The Premier League season resumed on Wednesday evening and there was a moment of great unity demonstrated from the division’s stars.
Aston Villa took on Sheffield United in the earlier game, and every player from both teams knelt down and “took the knee” to show their support for the Black Lives Matter movement.
Following the tragic death of American citizen George Floyd at the hands of a police officer in late May, the Black Lives Matter campaign has received deserved publicity in recent weeks.
Floyd died as a result of a white police officer holding his knee on the unarmed black man’s neck for almost nine minutes.
“Black Lives Matter” has replaced each players’ name on the back of their shirts for the first round of fixtures since the Premier League’s resumption.
What does “taking the knee” mean?
In 2016, American football star Colin Kaepernick knelt during the United States’ national anthem in the build-up to the San Francisco 49ers’ match against San Diego Chargers.
This powerful act was performed to protest against police brutality against black people in the US.

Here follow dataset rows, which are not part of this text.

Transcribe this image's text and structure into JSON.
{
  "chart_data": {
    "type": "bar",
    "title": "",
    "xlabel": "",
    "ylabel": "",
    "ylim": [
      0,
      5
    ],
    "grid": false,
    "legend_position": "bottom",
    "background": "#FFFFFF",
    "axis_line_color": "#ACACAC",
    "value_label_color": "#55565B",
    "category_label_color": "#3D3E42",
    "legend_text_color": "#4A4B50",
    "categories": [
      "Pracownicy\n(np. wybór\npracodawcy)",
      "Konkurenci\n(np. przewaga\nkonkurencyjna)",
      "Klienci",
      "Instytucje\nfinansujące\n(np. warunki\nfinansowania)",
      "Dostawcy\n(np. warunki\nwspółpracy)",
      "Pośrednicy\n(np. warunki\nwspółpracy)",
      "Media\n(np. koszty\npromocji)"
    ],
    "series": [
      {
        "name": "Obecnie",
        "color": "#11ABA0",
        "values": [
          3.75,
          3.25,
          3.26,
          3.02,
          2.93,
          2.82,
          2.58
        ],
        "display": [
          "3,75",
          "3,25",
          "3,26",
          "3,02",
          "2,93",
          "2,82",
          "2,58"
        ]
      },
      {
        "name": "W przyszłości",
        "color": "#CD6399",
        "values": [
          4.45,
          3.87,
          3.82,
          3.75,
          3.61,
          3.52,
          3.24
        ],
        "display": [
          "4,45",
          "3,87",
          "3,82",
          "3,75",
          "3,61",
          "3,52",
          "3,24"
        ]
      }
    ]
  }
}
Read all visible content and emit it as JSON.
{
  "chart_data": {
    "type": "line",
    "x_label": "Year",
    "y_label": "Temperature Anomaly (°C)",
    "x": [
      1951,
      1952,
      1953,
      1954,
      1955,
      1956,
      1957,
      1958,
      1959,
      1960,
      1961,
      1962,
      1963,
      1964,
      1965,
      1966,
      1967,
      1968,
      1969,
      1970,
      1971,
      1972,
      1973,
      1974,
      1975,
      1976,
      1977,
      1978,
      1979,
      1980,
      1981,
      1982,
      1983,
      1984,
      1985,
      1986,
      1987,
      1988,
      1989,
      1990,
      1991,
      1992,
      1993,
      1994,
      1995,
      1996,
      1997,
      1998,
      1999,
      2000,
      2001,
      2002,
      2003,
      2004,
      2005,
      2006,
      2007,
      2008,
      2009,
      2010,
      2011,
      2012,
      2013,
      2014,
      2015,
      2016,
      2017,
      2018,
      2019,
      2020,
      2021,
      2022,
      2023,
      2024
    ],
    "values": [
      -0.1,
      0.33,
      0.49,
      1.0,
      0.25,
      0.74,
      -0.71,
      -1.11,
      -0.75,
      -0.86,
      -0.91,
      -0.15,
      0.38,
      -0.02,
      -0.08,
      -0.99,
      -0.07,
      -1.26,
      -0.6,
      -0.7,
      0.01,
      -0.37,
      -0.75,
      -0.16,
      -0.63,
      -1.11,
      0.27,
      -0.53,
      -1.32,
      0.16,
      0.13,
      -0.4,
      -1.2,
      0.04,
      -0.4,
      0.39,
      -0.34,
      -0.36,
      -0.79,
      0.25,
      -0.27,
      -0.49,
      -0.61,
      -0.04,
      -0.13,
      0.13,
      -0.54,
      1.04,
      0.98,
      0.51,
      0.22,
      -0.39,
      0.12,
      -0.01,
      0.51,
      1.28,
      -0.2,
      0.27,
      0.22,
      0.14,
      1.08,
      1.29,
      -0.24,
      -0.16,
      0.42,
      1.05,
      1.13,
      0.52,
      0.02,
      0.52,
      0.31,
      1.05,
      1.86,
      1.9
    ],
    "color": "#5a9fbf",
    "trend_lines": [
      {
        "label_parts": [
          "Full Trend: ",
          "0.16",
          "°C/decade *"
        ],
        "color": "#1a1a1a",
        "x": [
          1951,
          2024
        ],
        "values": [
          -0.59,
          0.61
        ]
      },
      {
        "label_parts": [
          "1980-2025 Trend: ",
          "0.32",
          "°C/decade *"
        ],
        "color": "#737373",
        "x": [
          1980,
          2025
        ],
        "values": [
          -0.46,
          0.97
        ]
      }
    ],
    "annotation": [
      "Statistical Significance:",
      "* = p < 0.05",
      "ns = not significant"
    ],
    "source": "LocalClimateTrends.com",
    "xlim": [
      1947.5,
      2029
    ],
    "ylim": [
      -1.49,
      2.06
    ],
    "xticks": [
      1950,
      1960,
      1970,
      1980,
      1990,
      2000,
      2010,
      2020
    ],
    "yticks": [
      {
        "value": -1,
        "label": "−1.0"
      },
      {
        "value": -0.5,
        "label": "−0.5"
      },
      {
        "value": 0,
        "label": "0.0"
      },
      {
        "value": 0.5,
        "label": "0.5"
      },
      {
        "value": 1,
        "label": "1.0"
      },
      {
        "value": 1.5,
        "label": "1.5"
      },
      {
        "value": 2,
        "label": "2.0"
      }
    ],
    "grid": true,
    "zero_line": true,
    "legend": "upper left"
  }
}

The 32-year-old was then frozen out of the NFL for disrespecting the country’s national anthem and has not been signed by a team since.
However, with such powerful protests all over the world since the death of Floyd - clubs may be more willing to sign Kaepernick now.
What’s happened in the Premier League?
As referee Michael Oliver blew his whistle to signal the start of the match between Villa and the Blades; every player, staff member and match official took a knee to show their support of the movement.
Both clubs issued a joint statement saying they “were proud to stand in solidarity” after the show of support.
The same happened in the evening’s later game between Manchester City and Arsenal at the Etihad Stadium.
The remaining matches of the first round of the fixtures are expected to do the same once the referee blows the whistle.
What’s been said about it?
Manchester City forward Raheem Sterling believes players kneeling together was a “massive step” and it shows they’re going in the right direction.
“It shows we’re going in the right direction,” the City star said to Sky Sports.
“Little by little, we’re seeing change. It was natural, it was organic. We saw the teams do it in the earlier kick-off and thought it was something we had to do as well.”
Man City boss Pep Guardiola said following his side’s victory over the Gunners: “White people should say sorry for the way we have treated black people for 400 years. I am ashamed of what we have done to black people around the world.
“It is not only in the USA where it has happened. The problem is everywhere. Maybe for our generation, it is too late but for the following generations, they can understand the only race is ourselves. We are human beings. It doesn’t matter the colour of our skin.”
Former City defender Micah Richards was delighted to see everyone showing their unity and solidarity over the matter.
“It’s massive, taking a knee. We don’t know the power of football, of sports, and to see all the players doing it, it was absolutely fantastic,” Richards said on Sky Sports.
“I hope everyone’s watching across the world. We know there’s a lot of injustice that has happened, but it’s just great to see that from the players.”
Former Crystal Palace striker Clinton Morrison admitted the decision to take the knee from everyone involved in both games “touched his heart”.
Morrison said to BBC Radio 5 Live: “That touched my heart. I didn’t expect that. It was magnificent. Credit to both sets of players and staff.”